En su mensaje, Argüello rectifica y lo aclara y perora con cierto nerviosismo sobre el alcance de lo que pretendía significar, esto es, que en el varón homosexual no se dan las condiciones idóneas de conyugalidad que se exige al sacerdote, en una elaborada explicación a la que sólo podemos ponerle un ‘pero’, o quizá dos.
Tras la oleada de escándalos que asolaron la Iglesia, especialmente en Estados Unidos, hacia 2002, el entonces prefecto para la Doctina de la Fe, cardenal Joseph Ratzinger, dio instrucciones específicas para que los seminarios de todo el mundo se abstuviesen de ordenar a quienes presentaran inclinaciones homosexuales persistentes y claras, en línea con lo que es criterio universal desde hace siglos en la Iglesia. Posteriormente, el actual pontífice, Francisco, ratificó esa misma instrucción en el documento tratado en la rueda de prensa, El Don de la Vocación presbiteral, hace menos de dos años.
Cualquiera que eche un vistazo a los datos aparecidos sobre abusos sexuales por parte de clérigos -por ejemplo, el demoledor informe del gran jurado de Pensilvania, hecho público este verano- advertirá que tales crímenes fueron de carácter homosexual en más de un ochenta por ciento de los casos, al igual que, en una abrumadora mayoría, las víctimas fueron varones que, aunque menores de edad, habían superado la pubertad. Sólo ese dato serviría para apuntar hacia el acierto prudencial de la citada instrucción, sin entrar a cuantificar con precisión la relación entre homosexualidad y abuso.
Pero, naturalmente, la razón de actuar así va más allá y tiene profundas bases teológicas y antropológicas, y ése es el ‘pero’ que podríamos poner a la disculpa de Argüello: que en la apresurada disculpa y a pesar de lo profuso de la explicación, evita cuidadosamente pronunciar dos palabras presentes en el Catecismo de la Iglesia Católica que arrojan una extraordinaria luz sobre este particular: “intrínsecamente desordenado”, referidas a la inclinación homosexual.
No es, nos tememos, cosa de Argüello, ni de la Conferencia Episcopal Española; es un temor que parece extenderse por la jerarquía eclesiástica de toda la Iglesia universal.
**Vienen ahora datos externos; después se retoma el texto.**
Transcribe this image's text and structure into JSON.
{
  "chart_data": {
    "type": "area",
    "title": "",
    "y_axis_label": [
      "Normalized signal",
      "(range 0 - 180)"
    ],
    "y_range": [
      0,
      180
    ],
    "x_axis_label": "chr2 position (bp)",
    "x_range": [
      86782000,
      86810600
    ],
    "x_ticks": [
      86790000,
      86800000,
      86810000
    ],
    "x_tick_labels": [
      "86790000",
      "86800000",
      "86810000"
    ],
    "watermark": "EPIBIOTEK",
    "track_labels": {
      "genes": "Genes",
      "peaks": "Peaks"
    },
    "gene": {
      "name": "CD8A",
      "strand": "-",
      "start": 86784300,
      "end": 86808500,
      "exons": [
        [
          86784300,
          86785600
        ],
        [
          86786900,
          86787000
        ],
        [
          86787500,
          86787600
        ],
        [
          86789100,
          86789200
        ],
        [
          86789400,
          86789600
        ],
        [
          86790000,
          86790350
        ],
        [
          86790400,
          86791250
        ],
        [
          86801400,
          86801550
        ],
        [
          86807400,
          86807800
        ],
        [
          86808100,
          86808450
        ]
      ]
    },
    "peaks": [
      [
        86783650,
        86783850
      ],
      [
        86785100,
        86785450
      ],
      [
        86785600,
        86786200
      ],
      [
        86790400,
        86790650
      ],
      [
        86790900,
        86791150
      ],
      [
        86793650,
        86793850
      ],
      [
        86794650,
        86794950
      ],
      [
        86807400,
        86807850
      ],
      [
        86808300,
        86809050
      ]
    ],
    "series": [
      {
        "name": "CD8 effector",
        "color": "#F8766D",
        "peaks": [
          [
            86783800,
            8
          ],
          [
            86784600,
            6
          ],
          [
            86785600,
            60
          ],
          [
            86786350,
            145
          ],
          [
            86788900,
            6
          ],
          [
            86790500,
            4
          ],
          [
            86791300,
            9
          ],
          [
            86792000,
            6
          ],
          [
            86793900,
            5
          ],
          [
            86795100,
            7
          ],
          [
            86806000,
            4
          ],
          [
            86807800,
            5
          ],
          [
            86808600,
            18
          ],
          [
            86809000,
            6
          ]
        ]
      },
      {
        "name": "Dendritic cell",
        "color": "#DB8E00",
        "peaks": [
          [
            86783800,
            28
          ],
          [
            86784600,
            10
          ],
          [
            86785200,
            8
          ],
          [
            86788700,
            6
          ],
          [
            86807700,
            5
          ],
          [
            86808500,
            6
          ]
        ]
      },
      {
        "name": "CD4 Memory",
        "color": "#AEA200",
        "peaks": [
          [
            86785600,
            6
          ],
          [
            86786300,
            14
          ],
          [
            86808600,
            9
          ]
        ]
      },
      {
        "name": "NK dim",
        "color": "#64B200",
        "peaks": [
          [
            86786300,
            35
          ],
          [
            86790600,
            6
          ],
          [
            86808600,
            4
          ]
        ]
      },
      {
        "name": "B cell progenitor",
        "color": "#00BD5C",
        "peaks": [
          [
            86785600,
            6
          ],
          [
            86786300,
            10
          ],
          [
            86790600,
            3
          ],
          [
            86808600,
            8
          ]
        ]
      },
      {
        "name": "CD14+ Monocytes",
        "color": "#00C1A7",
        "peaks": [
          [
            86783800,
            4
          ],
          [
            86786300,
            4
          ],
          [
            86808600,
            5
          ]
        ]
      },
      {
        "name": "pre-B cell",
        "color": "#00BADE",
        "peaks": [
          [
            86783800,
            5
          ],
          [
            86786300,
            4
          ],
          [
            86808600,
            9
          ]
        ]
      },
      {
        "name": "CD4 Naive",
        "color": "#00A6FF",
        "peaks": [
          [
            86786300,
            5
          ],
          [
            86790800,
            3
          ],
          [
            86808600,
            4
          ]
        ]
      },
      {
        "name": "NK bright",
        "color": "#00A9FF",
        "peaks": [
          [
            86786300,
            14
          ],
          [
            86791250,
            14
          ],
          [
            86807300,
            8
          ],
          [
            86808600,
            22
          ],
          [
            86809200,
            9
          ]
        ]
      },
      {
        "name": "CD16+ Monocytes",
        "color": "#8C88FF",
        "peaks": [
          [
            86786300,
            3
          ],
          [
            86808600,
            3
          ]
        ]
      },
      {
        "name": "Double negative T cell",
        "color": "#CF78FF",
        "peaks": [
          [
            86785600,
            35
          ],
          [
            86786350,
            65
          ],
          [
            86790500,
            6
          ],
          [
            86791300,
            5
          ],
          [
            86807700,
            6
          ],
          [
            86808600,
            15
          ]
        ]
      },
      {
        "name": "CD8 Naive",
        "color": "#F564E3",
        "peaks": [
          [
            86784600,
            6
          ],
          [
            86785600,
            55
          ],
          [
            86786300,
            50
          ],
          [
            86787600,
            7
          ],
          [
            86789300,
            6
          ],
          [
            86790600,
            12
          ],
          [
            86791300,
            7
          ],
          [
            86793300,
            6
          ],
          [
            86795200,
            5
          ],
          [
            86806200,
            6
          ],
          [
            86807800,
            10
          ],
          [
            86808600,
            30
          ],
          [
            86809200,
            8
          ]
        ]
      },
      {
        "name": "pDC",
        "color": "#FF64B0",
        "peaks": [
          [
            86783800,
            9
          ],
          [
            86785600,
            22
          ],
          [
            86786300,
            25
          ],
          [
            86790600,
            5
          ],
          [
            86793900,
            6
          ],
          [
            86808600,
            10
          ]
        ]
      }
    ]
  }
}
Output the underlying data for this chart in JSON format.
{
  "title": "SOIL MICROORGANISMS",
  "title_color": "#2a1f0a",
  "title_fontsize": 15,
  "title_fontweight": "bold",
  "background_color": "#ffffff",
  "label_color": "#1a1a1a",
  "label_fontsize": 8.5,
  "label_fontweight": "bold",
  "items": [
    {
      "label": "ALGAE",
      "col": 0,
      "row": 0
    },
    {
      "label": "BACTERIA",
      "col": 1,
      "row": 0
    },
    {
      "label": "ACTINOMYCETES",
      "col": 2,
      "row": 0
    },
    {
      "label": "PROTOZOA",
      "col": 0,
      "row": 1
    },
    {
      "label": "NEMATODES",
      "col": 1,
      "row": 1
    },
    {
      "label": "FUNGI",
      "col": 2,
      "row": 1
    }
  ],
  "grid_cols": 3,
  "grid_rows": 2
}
De hecho, sacerdotes bien considerados por la Curia, como pueda ser el jesuita norteamericano padre James Martin, llevan algún tiempo presionando para que se cambie esa expresión por la de “diferentemente ordenado” que, naturalmente, ofrecería una comprensión completamente diferente de la homosexualidad y cambiaría de un plumazo la concepción antropológica de la sexualidad que mantiene y ha mantenido siempre la Iglesia católica.
Es una verdadera lástima que el prelado español haya desaprovechado esa magnífica oportunidad para aclarar un extremo tan importante, aunque sólo sea porque se trata de un asunto en el que reina la más absoluta confusión, en buena medida por la actitud de los eclesiásticos.
La sensación que dan es la de quienes no creen, realmente, que la homosexualidad sea “intrínsecamente desordenada” pero que les falta valor para pronunciarse claramente, y así nos movemos en una ciénaga de confusión ante actitudes eclesiásticas que apuntan en una dirección que nadie reconoce explícitamente. Algo similar, en suma, a lo que vive buena parte de la Iglesia desde la promulgación, hace medio siglo, de la encíclica Humanae Vitae, cuya prohibición de la contracepción no es recordada ni recomendada por más de un puñado de prelados en todo el mundo pero contra la que ninguno se atreve a predicar abiertamente.
Agradecemos de corazón las disculpas de Argüello y su explicación, aunque en ningún momento pensamos que el secretario general creyera que los homosexuales no son enteramente varones y entendimos de primeras lo que quería decir. Pero nos resulta asombroso que en su casi prolija explicación haya evitado algo tan sencillo como recordar la concepción católica de la homosexualidad que aparece en el propio catecismo.